Marta Valdés (guitarra) y Gema Corredera en el concierto que tuvo lugar el 26 de octubre de 2013 en el Centro Pablo, de La Habana.

Marta Valdés (guitarra) y Gema Corredera en el concierto que tuvo lugar el 26 de octubre de 2013 en el Centro Pablo, de La Habana.

Una lectora nos envía este texto del escritor cubano Reynaldo González, dedicado a Marta Valdés. Fue escrito en 1985, pero hacer justicia a la obra de la gran compositora y columnista de Cubadebate:

Señora, cuando en el silencio de la tarde y por dentro me resuena una de sus canciones, cualquiera de ellas, simplemente porque está de fiesta la imaginación, aflora una sabiduría íntima: usted ha trascendido el conocimiento placentero y ocupa un espacio en la sensibilidad popular. Nos ocurre a muchos: como bajando de una guagua o desprendiéndose de un portal acuden trozos de sus canciones, una frase, una melodía que creíamos olvidada, para acompañarnos un trecho del camino, enriquecernos y hacernos diferentes.

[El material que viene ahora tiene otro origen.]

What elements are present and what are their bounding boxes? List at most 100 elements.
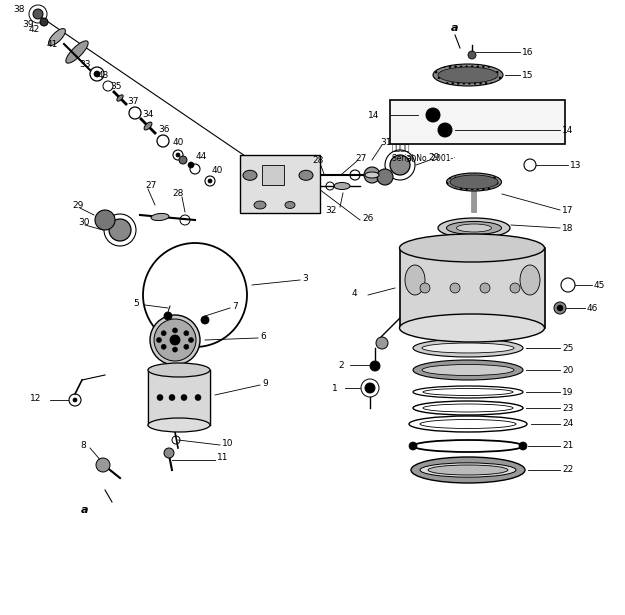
Ellipse shape: [49, 28, 66, 46]
Text: 14: 14: [368, 111, 379, 119]
Circle shape: [73, 398, 77, 402]
Text: 適用番號: 適用番號: [392, 143, 411, 153]
Bar: [148, 370, 210, 425]
Circle shape: [179, 156, 187, 164]
Ellipse shape: [438, 67, 498, 83]
Ellipse shape: [433, 64, 503, 86]
Ellipse shape: [144, 122, 152, 130]
Text: 26: 26: [362, 213, 373, 223]
Ellipse shape: [422, 343, 514, 353]
Circle shape: [409, 442, 417, 450]
Text: 13: 13: [570, 161, 581, 170]
Text: 31: 31: [380, 138, 391, 146]
Text: 35: 35: [110, 82, 121, 90]
Ellipse shape: [66, 41, 88, 63]
Text: 33: 33: [79, 60, 91, 68]
Circle shape: [184, 344, 189, 349]
Text: 4: 4: [352, 288, 357, 298]
Circle shape: [420, 283, 430, 293]
Text: 38: 38: [13, 4, 24, 14]
Ellipse shape: [151, 213, 169, 221]
Circle shape: [468, 51, 476, 59]
Text: 1: 1: [332, 384, 338, 392]
Circle shape: [557, 305, 563, 311]
Text: 29: 29: [72, 200, 83, 210]
Text: 2: 2: [338, 360, 344, 370]
Circle shape: [94, 71, 100, 77]
Ellipse shape: [438, 218, 510, 238]
Circle shape: [169, 394, 175, 400]
Circle shape: [157, 394, 163, 400]
Circle shape: [510, 283, 520, 293]
Text: 32: 32: [325, 205, 336, 215]
Circle shape: [109, 219, 131, 241]
Circle shape: [365, 383, 375, 393]
Text: 12: 12: [30, 394, 41, 402]
Text: 19: 19: [562, 387, 574, 397]
Text: 45: 45: [594, 280, 606, 290]
Ellipse shape: [413, 339, 523, 357]
Ellipse shape: [285, 202, 295, 208]
Bar: [262, 165, 284, 185]
Circle shape: [201, 316, 209, 324]
Ellipse shape: [334, 183, 350, 189]
Text: 40: 40: [173, 138, 184, 146]
Text: 23: 23: [562, 403, 573, 413]
Ellipse shape: [299, 170, 313, 180]
Circle shape: [208, 179, 212, 183]
Text: 39: 39: [22, 20, 34, 28]
Ellipse shape: [399, 234, 544, 262]
Text: 46: 46: [587, 303, 598, 312]
Ellipse shape: [422, 365, 514, 376]
Bar: [240, 155, 320, 213]
Circle shape: [426, 108, 440, 122]
Ellipse shape: [446, 221, 501, 234]
Circle shape: [164, 312, 172, 320]
Circle shape: [156, 338, 161, 343]
Circle shape: [40, 18, 48, 26]
Bar: [390, 100, 565, 144]
Circle shape: [188, 162, 194, 168]
Circle shape: [554, 302, 566, 314]
Text: 41: 41: [47, 39, 58, 49]
Text: 30: 30: [78, 218, 89, 226]
Ellipse shape: [456, 224, 491, 232]
Ellipse shape: [117, 95, 123, 101]
Circle shape: [377, 169, 393, 185]
Ellipse shape: [420, 463, 516, 477]
Text: 17: 17: [562, 205, 574, 215]
Text: 28: 28: [172, 189, 183, 197]
Text: 27: 27: [145, 180, 156, 189]
Text: 11: 11: [217, 453, 229, 462]
Circle shape: [390, 155, 410, 175]
Text: 30: 30: [405, 154, 416, 164]
Text: 21: 21: [562, 442, 573, 451]
Circle shape: [184, 331, 189, 336]
Text: 29: 29: [428, 153, 439, 162]
Ellipse shape: [148, 363, 210, 377]
Text: 20: 20: [562, 365, 573, 375]
Text: 24: 24: [562, 419, 573, 429]
Text: 10: 10: [222, 438, 234, 448]
Circle shape: [173, 328, 178, 333]
Text: 9: 9: [262, 378, 268, 387]
Circle shape: [164, 448, 174, 458]
Circle shape: [161, 331, 166, 336]
Ellipse shape: [365, 172, 379, 178]
Circle shape: [519, 442, 527, 450]
Circle shape: [176, 153, 180, 157]
Circle shape: [95, 210, 115, 230]
Text: 34: 34: [142, 109, 153, 119]
Ellipse shape: [446, 173, 501, 191]
Text: 27: 27: [355, 154, 366, 162]
Ellipse shape: [243, 170, 257, 180]
Text: 37: 37: [127, 97, 139, 106]
Text: 42: 42: [29, 25, 40, 33]
Circle shape: [154, 319, 196, 361]
Text: 44: 44: [196, 151, 208, 161]
Circle shape: [150, 315, 200, 365]
Text: Serial No. 2001-·: Serial No. 2001-·: [392, 154, 456, 162]
Text: 15: 15: [522, 71, 534, 79]
Ellipse shape: [413, 360, 523, 380]
Bar: [400, 248, 545, 328]
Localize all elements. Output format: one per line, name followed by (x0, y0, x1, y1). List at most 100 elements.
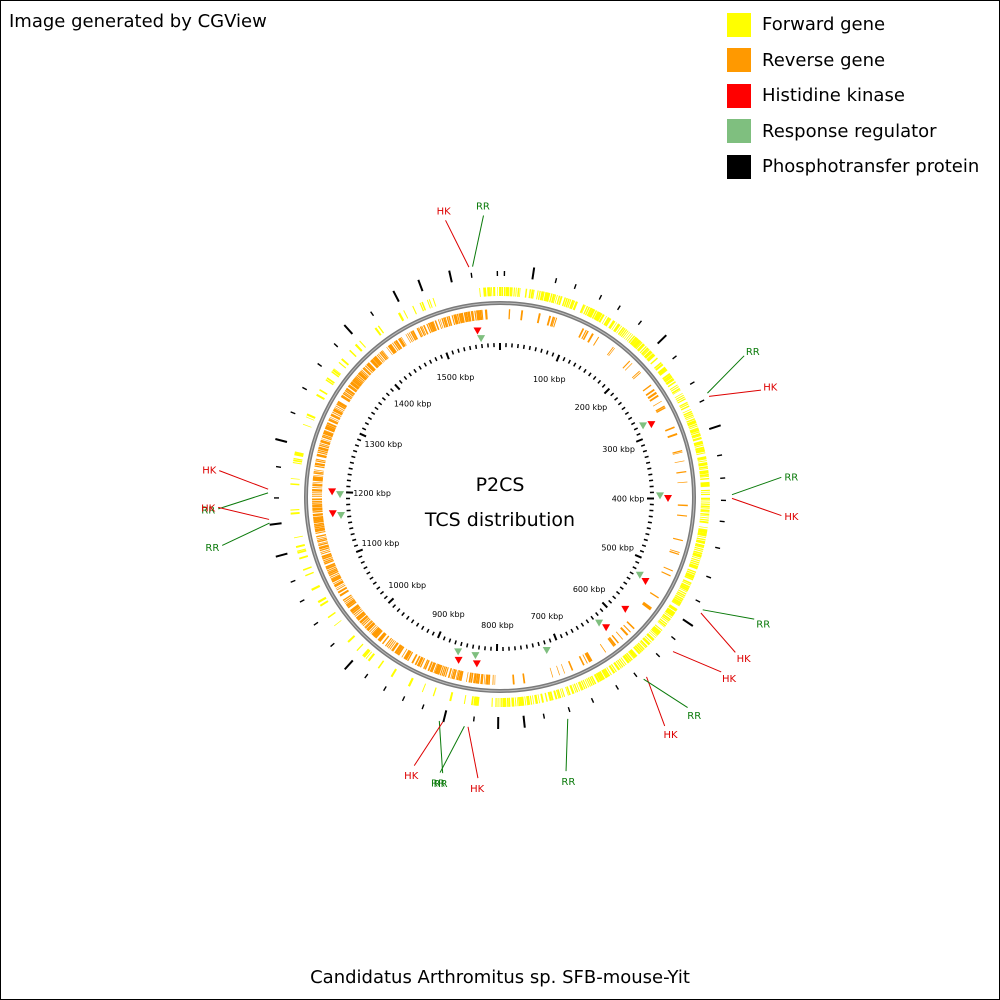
legend-item: Response regulator (727, 114, 979, 150)
scale-tick (641, 544, 647, 548)
reverse-gene (321, 552, 332, 559)
forward-gene (608, 665, 616, 674)
reverse-gene (315, 531, 326, 534)
forward-gene (311, 584, 321, 591)
leader-line (731, 476, 782, 496)
forward-gene (608, 320, 615, 329)
forward-gene (587, 677, 593, 686)
reverse-gene (429, 662, 435, 672)
reverse-gene (677, 514, 688, 517)
scale-tick (361, 427, 367, 431)
forward-gene (667, 381, 676, 388)
reverse-gene (584, 652, 591, 663)
leader-line (221, 522, 270, 546)
reverse-gene (430, 662, 437, 673)
reverse-gene (371, 358, 380, 368)
reverse-gene (426, 323, 432, 334)
forward-gene (642, 638, 650, 646)
reverse-gene (431, 321, 437, 332)
reverse-gene (312, 492, 323, 494)
outer-tick (383, 686, 387, 692)
outer-tick (275, 438, 288, 443)
backbone-ring-highlight (305, 302, 695, 692)
reverse-gene (355, 611, 364, 619)
reverse-gene (322, 434, 333, 439)
forward-gene (567, 299, 572, 308)
hk-marker (647, 421, 656, 429)
scale-tick (357, 438, 362, 442)
scale-tick (570, 628, 574, 633)
forward-gene (697, 533, 707, 537)
forward-gene (549, 293, 553, 303)
forward-gene (684, 414, 694, 420)
forward-gene (691, 557, 701, 562)
reverse-gene (316, 453, 327, 457)
reverse-gene (338, 400, 348, 407)
reverse-gene (664, 426, 675, 432)
forward-gene (662, 372, 671, 380)
reverse-gene (372, 357, 381, 367)
scale-tick (590, 615, 595, 620)
forward-gene (699, 516, 709, 519)
hk-marker (472, 660, 481, 668)
reverse-gene (312, 494, 323, 496)
scale-tick (645, 532, 650, 536)
forward-gene (640, 639, 648, 648)
reverse-gene (353, 608, 362, 616)
forward-gene (572, 684, 577, 693)
scale-tick (552, 633, 558, 641)
outer-tick-track (269, 267, 726, 730)
reverse-gene (470, 672, 474, 683)
forward-gene (690, 559, 700, 564)
forward-gene (699, 467, 709, 471)
forward-gene (316, 393, 325, 400)
forward-gene (646, 633, 655, 641)
forward-gene (636, 343, 645, 352)
reverse-gene (453, 314, 458, 325)
forward-gene (338, 361, 347, 369)
forward-gene (642, 637, 651, 646)
forward-gene (566, 686, 571, 696)
scale-tick (445, 352, 450, 360)
forward-gene (669, 384, 678, 391)
forward-gene (511, 287, 513, 297)
forward-gene (586, 307, 593, 317)
reverse-gene (384, 637, 392, 647)
forward-gene (499, 287, 501, 297)
forward-gene (625, 332, 632, 341)
forward-gene (295, 543, 306, 549)
forward-gene (688, 423, 698, 429)
forward-gene (341, 358, 350, 366)
forward-gene (515, 287, 517, 297)
scale-tick (595, 612, 599, 617)
forward-gene (698, 464, 708, 467)
reverse-gene (479, 309, 483, 321)
forward-gene (700, 505, 710, 508)
forward-gene (689, 563, 699, 569)
reverse-gene (439, 665, 444, 676)
forward-gene (561, 297, 567, 307)
forward-gene (633, 646, 641, 655)
reverse-gene (536, 313, 541, 324)
hk-label: HK (201, 504, 216, 515)
forward-gene (377, 660, 385, 669)
forward-gene (694, 444, 704, 448)
scale-tick (635, 560, 640, 564)
forward-gene (698, 465, 708, 469)
forward-gene (647, 354, 656, 362)
reverse-gene (335, 583, 345, 589)
forward-gene (596, 312, 603, 322)
scale-label: 1200 kbp (353, 489, 391, 498)
reverse-gene (316, 536, 327, 540)
forward-gene (631, 337, 639, 347)
forward-gene (697, 535, 707, 539)
forward-gene (694, 442, 704, 447)
forward-gene (577, 682, 582, 691)
scale-label: 700 kbp (531, 612, 564, 621)
forward-gene (489, 287, 492, 297)
reverse-gene (350, 381, 360, 389)
scale-tick (612, 595, 617, 600)
reverse-gene (645, 388, 655, 397)
forward-gene (662, 613, 671, 621)
reverse-gene (318, 544, 329, 548)
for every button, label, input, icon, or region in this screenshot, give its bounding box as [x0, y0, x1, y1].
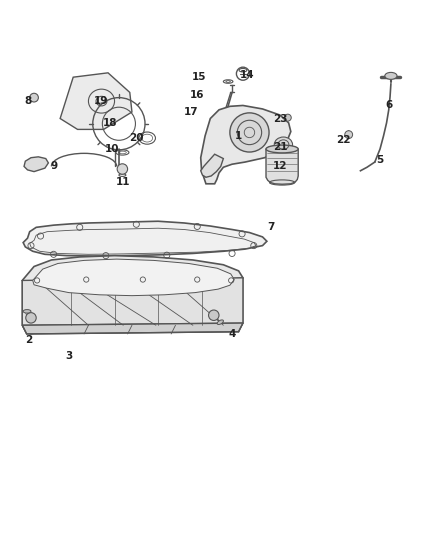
Text: 15: 15 [192, 72, 207, 82]
Ellipse shape [266, 145, 298, 153]
Circle shape [345, 131, 353, 139]
Ellipse shape [23, 310, 31, 313]
Text: 11: 11 [116, 176, 131, 187]
Text: 23: 23 [273, 114, 287, 124]
Polygon shape [60, 73, 132, 130]
Ellipse shape [385, 72, 397, 79]
Polygon shape [266, 149, 298, 184]
Polygon shape [33, 259, 234, 296]
Text: 17: 17 [184, 107, 198, 117]
Circle shape [30, 93, 39, 102]
Text: 10: 10 [105, 144, 120, 154]
Polygon shape [22, 278, 243, 325]
Text: 22: 22 [336, 135, 350, 146]
Circle shape [117, 164, 127, 174]
Polygon shape [201, 106, 291, 184]
Circle shape [26, 313, 36, 323]
Polygon shape [24, 157, 48, 172]
Text: 21: 21 [273, 142, 287, 152]
Text: 8: 8 [25, 96, 32, 106]
Circle shape [208, 310, 219, 320]
Text: 4: 4 [228, 329, 236, 339]
Polygon shape [201, 154, 223, 177]
Text: 12: 12 [273, 161, 287, 172]
Text: 20: 20 [129, 133, 144, 143]
Text: 7: 7 [268, 222, 275, 232]
Text: 6: 6 [385, 100, 392, 110]
Text: 2: 2 [25, 335, 32, 345]
Text: 18: 18 [103, 118, 117, 128]
Polygon shape [224, 278, 243, 331]
Polygon shape [22, 323, 243, 334]
Text: 14: 14 [240, 70, 254, 80]
Polygon shape [22, 280, 42, 334]
Text: 16: 16 [190, 90, 205, 100]
Circle shape [230, 113, 269, 152]
Text: 5: 5 [376, 155, 384, 165]
Ellipse shape [274, 137, 293, 152]
Text: 1: 1 [235, 131, 242, 141]
Circle shape [284, 114, 291, 121]
Polygon shape [22, 256, 243, 297]
Text: 3: 3 [65, 351, 72, 361]
Ellipse shape [217, 320, 223, 325]
Text: 9: 9 [50, 161, 57, 172]
Text: 19: 19 [94, 96, 109, 106]
Polygon shape [23, 221, 267, 256]
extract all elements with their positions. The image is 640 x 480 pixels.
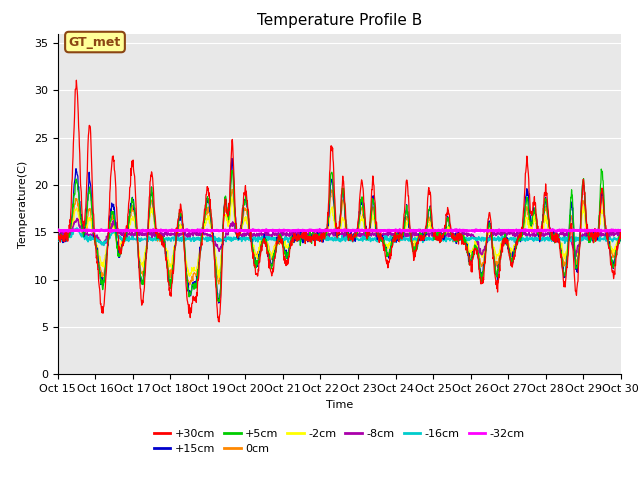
X-axis label: Time: Time — [326, 400, 353, 409]
Text: GT_met: GT_met — [69, 36, 121, 48]
Title: Temperature Profile B: Temperature Profile B — [257, 13, 422, 28]
Y-axis label: Temperature(C): Temperature(C) — [18, 160, 28, 248]
Legend: +30cm, +15cm, +5cm, 0cm, -2cm, -8cm, -16cm, -32cm: +30cm, +15cm, +5cm, 0cm, -2cm, -8cm, -16… — [149, 424, 529, 459]
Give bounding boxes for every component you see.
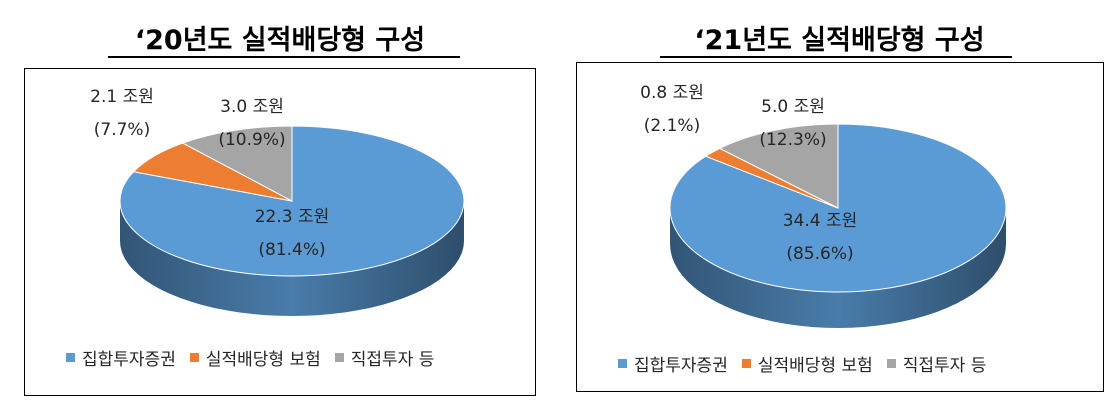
data-label-value: 0.8 조원: [640, 83, 704, 103]
legend-label: 직접투자 등: [350, 350, 435, 370]
legend-swatch: [66, 353, 75, 362]
data-label-value: 22.3 조원: [255, 207, 330, 227]
pie-chart-2020: 22.3 조원 (81.4%) 2.1 조원 (7.7%) 3.0 조원 (10.9%): [90, 87, 465, 316]
legend-label: 직접투자 등: [902, 356, 987, 376]
data-label-percent: (10.9%): [218, 130, 285, 150]
title-underline: [660, 56, 1012, 58]
data-label-percent: (12.3%): [759, 130, 826, 150]
data-label-value: 3.0 조원: [220, 97, 284, 117]
pie-slices: [669, 123, 1007, 293]
legend-swatch: [189, 353, 199, 362]
pie-side-walls: [120, 201, 464, 316]
chart-title: ‘20년도 실적배당형 구성: [134, 25, 426, 56]
data-label-value: 34.4 조원: [783, 211, 858, 231]
legend-item-insurance: 실적배당형 보험: [189, 345, 321, 370]
legend: 집합투자증권 실적배당형 보험 직접투자 등: [618, 351, 1000, 376]
legend-item-funds: 집합투자증권: [618, 351, 728, 376]
data-label-percent: (7.7%): [94, 120, 150, 140]
legend-swatch: [886, 359, 896, 368]
pie-slice-2: [718, 123, 839, 209]
legend-item-direct: 직접투자 등: [334, 345, 435, 370]
data-label-percent: (85.6%): [786, 244, 853, 264]
pie-slice-side: [120, 201, 464, 316]
legend-label: 집합투자증권: [82, 350, 176, 370]
pie-side-walls: [670, 208, 1006, 328]
legend-label: 실적배당형 보험: [205, 350, 321, 370]
legend-label: 집합투자증권: [634, 356, 728, 376]
title-underline: [108, 56, 460, 58]
data-label-value: 2.1 조원: [90, 87, 154, 107]
data-label-value: 5.0 조원: [761, 97, 825, 117]
legend-swatch: [618, 359, 627, 368]
legend-item-direct: 직접투자 등: [886, 351, 987, 376]
legend-label: 실적배당형 보험: [757, 356, 873, 376]
legend: 집합투자증권 실적배당형 보험 직접투자 등: [66, 345, 448, 370]
data-label-percent: (81.4%): [258, 240, 325, 260]
chart-panel-2021: ‘21년도 실적배당형 구성 34.4 조원 (85.6%) 0.8 조원 (2.1%…: [560, 0, 1119, 407]
pie-slice-2: [181, 125, 293, 202]
pie-chart-2021: 34.4 조원 (85.6%) 0.8 조원 (2.1%) 5.0 조원 (12.3%): [640, 83, 1007, 328]
legend-swatch: [741, 359, 751, 368]
chart-panel-2020: ‘20년도 실적배당형 구성 22.3 조원 (81.4%) 2.1 조원 (7.7%…: [24, 25, 536, 396]
legend-item-funds: 집합투자증권: [66, 345, 176, 370]
pie-slice-side: [670, 208, 1006, 328]
legend-swatch: [334, 353, 344, 362]
chart-title: ‘21년도 실적배당형 구성: [694, 25, 985, 56]
data-label-percent: (2.1%): [644, 116, 700, 136]
legend-item-insurance: 실적배당형 보험: [741, 351, 873, 376]
pie-slices: [119, 125, 465, 277]
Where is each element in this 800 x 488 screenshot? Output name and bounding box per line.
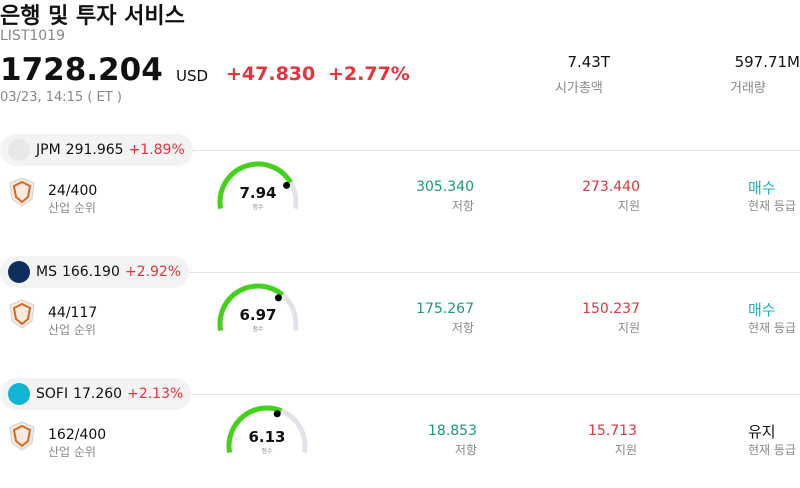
support-label: 지원 [617, 199, 640, 213]
support-label: 지원 [617, 321, 640, 335]
code: LIST1019 [0, 28, 65, 44]
divider [0, 272, 800, 273]
change-pct: +2.77% [328, 63, 410, 85]
support: 15.713 [588, 423, 637, 439]
rating: 유지 [748, 423, 776, 441]
change: +2.92% [124, 264, 182, 280]
rating-label: 현재 등급 [748, 443, 796, 457]
score-label: 점수 [252, 326, 264, 333]
ticker: MS [36, 264, 57, 280]
rank-icon [9, 177, 35, 207]
rank-icon [9, 299, 35, 329]
support-label: 지원 [614, 443, 637, 457]
score: 6.13 [248, 428, 286, 446]
resistance: 18.853 [428, 423, 477, 439]
change: +1.89% [128, 142, 185, 158]
rank: 24/400 [48, 183, 98, 199]
resistance: 305.340 [416, 179, 474, 195]
price: 291.965 [65, 142, 124, 158]
ticker-pill: SOFI 17.260 +2.13% [0, 378, 192, 410]
resistance-label: 저항 [451, 321, 474, 335]
ticker-pill: JPM 291.965 +1.89% [0, 134, 193, 166]
logo [8, 139, 30, 161]
rank: 162/400 [48, 427, 107, 443]
score-label: 점수 [252, 204, 264, 211]
ticker-pill: MS 166.190 +2.92% [0, 256, 190, 288]
price: 1728.204 [0, 52, 163, 88]
resistance-label: 저항 [454, 443, 477, 457]
ticker: SOFI [36, 386, 69, 402]
stat-value: 597.71M [734, 53, 800, 71]
logo [8, 383, 30, 405]
title: 은행 및 투자 서비스 [0, 4, 185, 29]
resistance: 175.267 [416, 301, 474, 317]
time: 03/23, 14:15 ( ET ) [0, 90, 122, 105]
rating-label: 현재 등급 [748, 321, 796, 335]
support: 150.237 [582, 301, 640, 317]
currency: USD [176, 67, 209, 85]
rank-label: 산업 순위 [48, 323, 96, 337]
rating: 매수 [748, 179, 776, 197]
stat-label: 시가총액 [555, 81, 603, 96]
rating-label: 현재 등급 [748, 199, 796, 213]
rating: 매수 [748, 301, 776, 319]
logo [8, 261, 30, 283]
change: +47.830 [226, 63, 316, 85]
resistance-label: 저항 [451, 199, 474, 213]
rank-label: 산업 순위 [48, 445, 96, 459]
change: +2.13% [127, 386, 184, 402]
score-label: 점수 [261, 448, 273, 455]
divider [0, 394, 800, 395]
price: 166.190 [61, 264, 120, 280]
ticker: JPM [36, 142, 61, 158]
divider [0, 150, 800, 151]
score: 6.97 [239, 306, 277, 324]
rank-icon [9, 421, 35, 451]
score: 7.94 [239, 184, 277, 202]
rank-label: 산업 순위 [48, 201, 96, 215]
stat-value: 7.43T [567, 53, 610, 71]
rank: 44/117 [48, 305, 98, 321]
support: 273.440 [582, 179, 640, 195]
stat-label: 거래량 [730, 81, 766, 96]
price: 17.260 [73, 386, 123, 402]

Existen, porque los reconocemos, una expresión y un timbre Marta Valdés, capaces de dar color y ritmo a nuestras introspecciones. Allí se habla de sensaciones sutilísimas, individuales pero colectivas, tan frágiles que hubieran perecido en ese hueco traicionero ¿será un escape de aire, una esquina no arquitecturada de la ciudad? que en la trivialidad y el hastío se ha tragado tanta vida exaltadora. Usted se propuso rescatar esas mínimas pero significativas joyas de la existencia, corporeizarlas en letra y música para compartirlas con su prójimo, y lo ha logrado en una trayectoria a veces soterrada pero siempre perdurable.

En los últimos treinta años, desde la ya tocada por la nostalgia y gangosa voz de Vicentico Valdés a los insondables graves de Elena Burke, más aportes de significación de Miriam Ramos, Alina Sánchez, Pablo Milanés o Argelia Fragoso, sus pedazos de vida me acompañan y contribuyen a fijar un poco de todos nosotros en esa caja de resonancia diferente que es la memoria musical. Del bolero llorón o guaposo déjenlo, como a la rosa: así es el bolero a la criolla de reminiscencias fundadoras, aquella de los trinos que anuncian la llegada del amor, del filin y sus acordes sorpresivos al poema-música con trasunto de contrapunteado jazz y balada ultramontana, su experiencia es la nuestra. ¿Por qué hablar solamente de un estilo o tendencia si la vida entró a borbotones en la piel, dejó su huella y nos transformó?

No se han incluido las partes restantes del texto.